For many people, particularly perfectionists, we’re taught to believe that if we’re not constantly improving, we’re getting worse.

For me, this flawed logic has shown up in pernicious ways. I tend to latch onto the idea of constant improvement to the point where I a) strip the joy out of what I’m doing, and b) continue down paths I otherwise wouldn’t, purely because the idea of getting worse feels intolerable.

When Growth Turns Into Identity Pressure

I’ve shared before about my struggles letting go of high-mileage running. I convinced myself that as a runner, improvement only came from momentum. Adding miles, never subtracting. As if running less meant undoing everything I’d built. Not just getting worse at running, but worse at life. As if a hobby were a referendum on my worth.

What if more doesn’t always mean better? What if improvement means shifting rather than climbing a single, upward path? What if we thought about progress more dynamically?
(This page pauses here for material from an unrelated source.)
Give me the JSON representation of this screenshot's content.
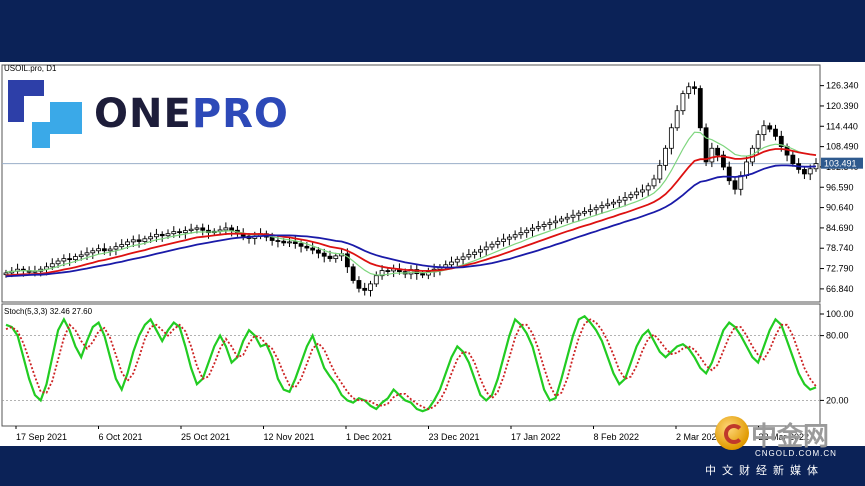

Sometimes, less or simply different is what actually moves us forward.

Redefining Progress

Tomorrow is the final day of my twelve-week plan. Instead of restarting and adding weight, I’m scaling back. I’m choosing a different program with different goalposts and techniques. It won’t be as weight-focused, and I may even lose some strength.

What I anticipate, is that I’ll progress in other ways. I’m looking to gain more toned muscle, rather than raw strength. This means letting go to achieve something else. Thus, the progress and goals I set for myself have changed.

Choosing a Different Definition of Progress

Life isn’t linear, and neither is progress. Anyone who insists you must always be improving is oversimplifying something deeply human.

For me, scaling back doesn’t mean I’ll invest less time lifting. It means I’ll lift differently. Different doesn’t mean less. It doesn’t mean more.

This shift is progress. Progress toward a life that isn’t governed by the endless chase for more.